Saturday, February 6, 2016

NFL experimenting with ways to "get the head out of the game"


AROUND THE BLOCK

News with a Twist

NFL’s Goodell minimizes head injury risk

Says there’s risk sitting on a couch




In a hoped for self-congratulatory wrap-up of Super Bowl Week festivities in San Francisco, NFL Commissioner Roger Goodell addressed the growing controversy surrounding degenerative brain disease affecting football players at all levels of the game. 

And he fumbled the ball.

Responding to a question by a reporter regarding whether he felt comfortable encouraging parents to let their teenage sons play football Goodell said, “If I had a son, I’d love to have him play the game of football,” adding, “There’s risk in life. There’s risk in sitting on the couch.”

Goodell’s answer, which seemed to suggest that kids are equally at risk by not exercising, did not expand on the possibility that there are other forms of exercise for kids that don’t involve the potential of brain damage.

Personalizing the benefits of playing football, Goodell went on to say, “From my standpoint, I played football for nine years through high school and I wouldn’t give up a single day of that.

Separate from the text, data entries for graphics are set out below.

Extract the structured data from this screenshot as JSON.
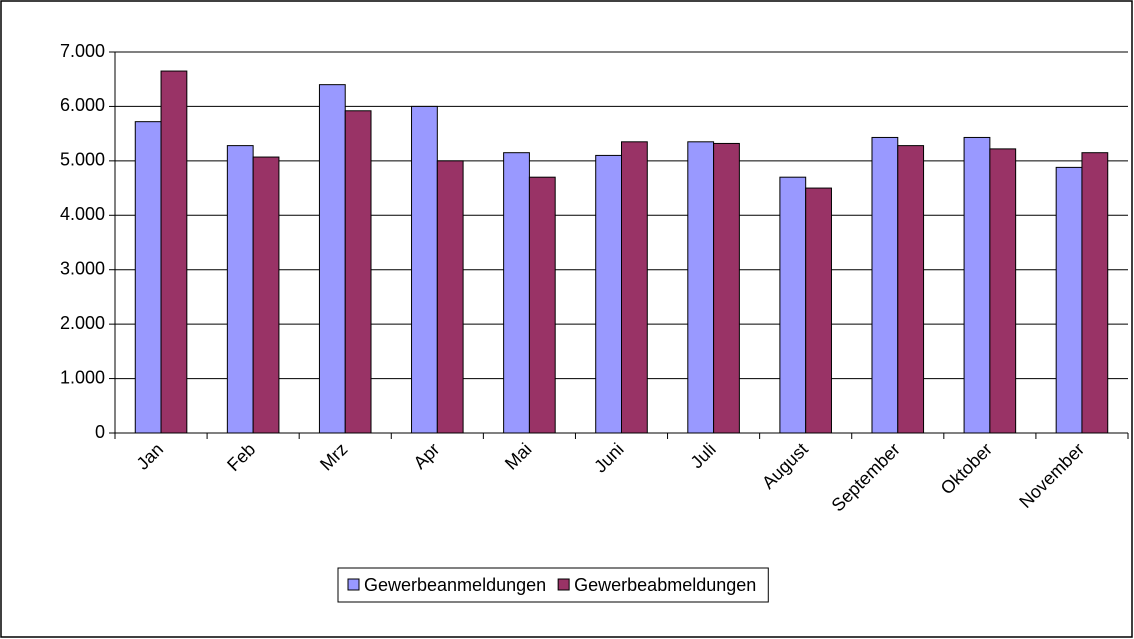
{
  "chart_data": {
    "type": "bar",
    "categories": [
      "Jan",
      "Feb",
      "Mrz",
      "Apr",
      "Mai",
      "Juni",
      "Juli",
      "August",
      "September",
      "Oktober",
      "November"
    ],
    "series": [
      {
        "name": "Gewerbeanmeldungen",
        "color": "#9999ff",
        "values": [
          5720,
          5280,
          6400,
          6000,
          5150,
          5100,
          5350,
          4700,
          5430,
          5430,
          4880
        ]
      },
      {
        "name": "Gewerbeabmeldungen",
        "color": "#993366",
        "values": [
          6650,
          5070,
          5920,
          5000,
          4700,
          5350,
          5320,
          4500,
          5280,
          5220,
          5150
        ]
      }
    ],
    "ylim": [
      0,
      7000
    ],
    "yticks": [
      0,
      {
        "value": 1000,
        "label": "1.000"
      },
      {
        "value": 2000,
        "label": "2.000"
      },
      {
        "value": 3000,
        "label": "3.000"
      },
      {
        "value": 4000,
        "label": "4.000"
      },
      {
        "value": 5000,
        "label": "5.000"
      },
      {
        "value": 6000,
        "label": "6.000"
      },
      {
        "value": 7000,
        "label": "7.000"
      }
    ],
    "grid": true,
    "legend": "bottom"
  }
}
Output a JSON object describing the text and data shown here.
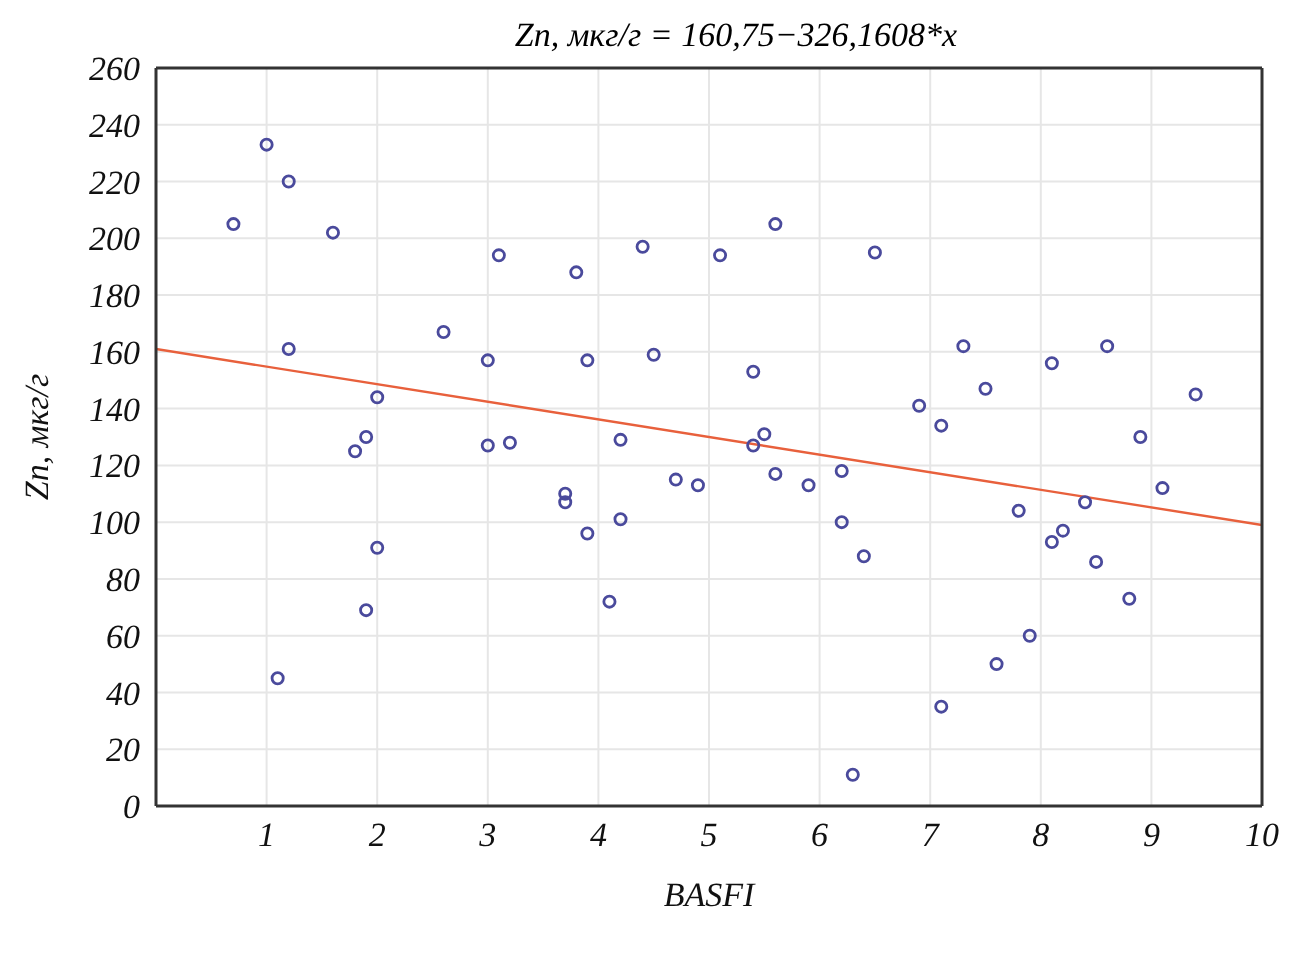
{
  "chart_data": {
    "type": "scatter",
    "title": "Zn, мкг/г = 160,75−326,1608*x",
    "xlabel": "BASFI",
    "ylabel": "Zn, мкг/г",
    "xlim": [
      0,
      10
    ],
    "xticks": [
      1,
      2,
      3,
      4,
      5,
      6,
      7,
      8,
      9,
      10
    ],
    "ylim": [
      0,
      260
    ],
    "yticks": [
      0,
      20,
      40,
      60,
      80,
      100,
      120,
      140,
      160,
      180,
      200,
      220,
      240,
      260
    ],
    "grid": true,
    "marker": "circle",
    "legend": false,
    "series": [
      {
        "color": "#4a4a9c",
        "x": [
          0.7,
          1.0,
          1.1,
          1.2,
          1.2,
          1.6,
          1.8,
          1.9,
          1.9,
          2.0,
          2.0,
          2.6,
          3.0,
          3.0,
          3.1,
          3.2,
          3.7,
          3.7,
          3.8,
          3.9,
          3.9,
          4.1,
          4.2,
          4.2,
          4.4,
          4.5,
          4.7,
          4.9,
          5.1,
          5.4,
          5.4,
          5.5,
          5.6,
          5.6,
          5.9,
          6.2,
          6.2,
          6.3,
          6.4,
          6.5,
          6.9,
          7.1,
          7.1,
          7.3,
          7.5,
          7.6,
          7.8,
          7.9,
          8.1,
          8.1,
          8.2,
          8.4,
          8.5,
          8.6,
          8.8,
          8.9,
          9.1,
          9.4
        ],
        "values": [
          205,
          233,
          45,
          220,
          161,
          202,
          125,
          130,
          69,
          144,
          91,
          167,
          157,
          127,
          194,
          128,
          110,
          107,
          188,
          157,
          96,
          72,
          129,
          101,
          197,
          159,
          115,
          113,
          194,
          153,
          127,
          131,
          205,
          117,
          113,
          118,
          100,
          11,
          88,
          195,
          141,
          134,
          35,
          162,
          147,
          50,
          104,
          60,
          156,
          93,
          97,
          107,
          86,
          162,
          73,
          130,
          112,
          145
        ]
      },
      {
        "type": "line",
        "color": "#e8603c",
        "marker": "none",
        "x": [
          0,
          10
        ],
        "values": [
          161,
          99
        ]
      }
    ]
  }
}
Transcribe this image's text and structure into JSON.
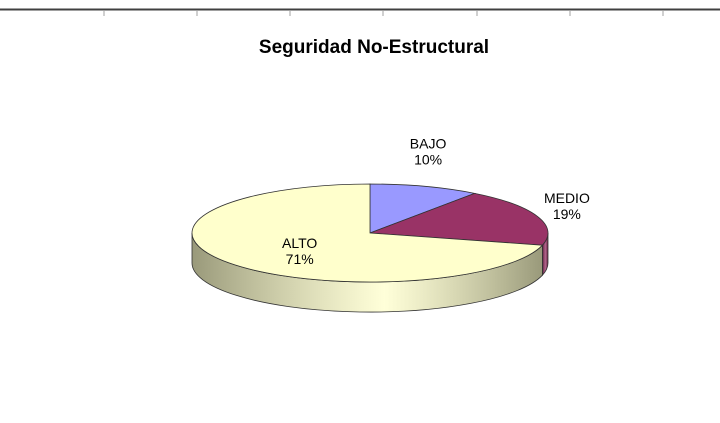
{
  "chart_data": {
    "type": "pie",
    "title": "Seguridad No-Estructural",
    "slices": [
      {
        "label": "BAJO",
        "value": 10,
        "value_label": "10%",
        "color": "#9999ff",
        "side_color": "#5c5c99"
      },
      {
        "label": "MEDIO",
        "value": 19,
        "value_label": "19%",
        "color": "#993366",
        "side_color": "#5c1f3d"
      },
      {
        "label": "ALTO",
        "value": 71,
        "value_label": "71%",
        "color": "#ffffcc",
        "side_color": "#99997a"
      }
    ],
    "legend": "none",
    "style": "3d"
  }
}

And, look, I make $65 million a year. So clearly, no brain damage here,” as he used his head in a sympbolic “knock on wood.”

Goodell did say that the NFL was not punting when it comes to safety however. “We’ve made changes in the NFL, and those changes are going all the way through every level of football,” he said. “Getting the head out of the game is a very important initiative at all levels.”

Regarding getting the head out of the game, rumors circulating around the NFL point to two secret initiatives.

In one, the league is working with former Chinese Communist interrogators (think the Manchurian Candidate) to brainwash players into not thinking about brain injuries, thereby “getting their heads out of the game.”

In the second far more ambitious program, the NFL is working with geneticists and the estate of author Washington Irving in an attempt to breed a new form of headless football player modeled after the Headless Horseman of Sleepy Hollow. While experimental, and at the earliest stages of development, NFL insiders point to this initiative as the best way to achieve Goodell’s promise to “get the head out of the game.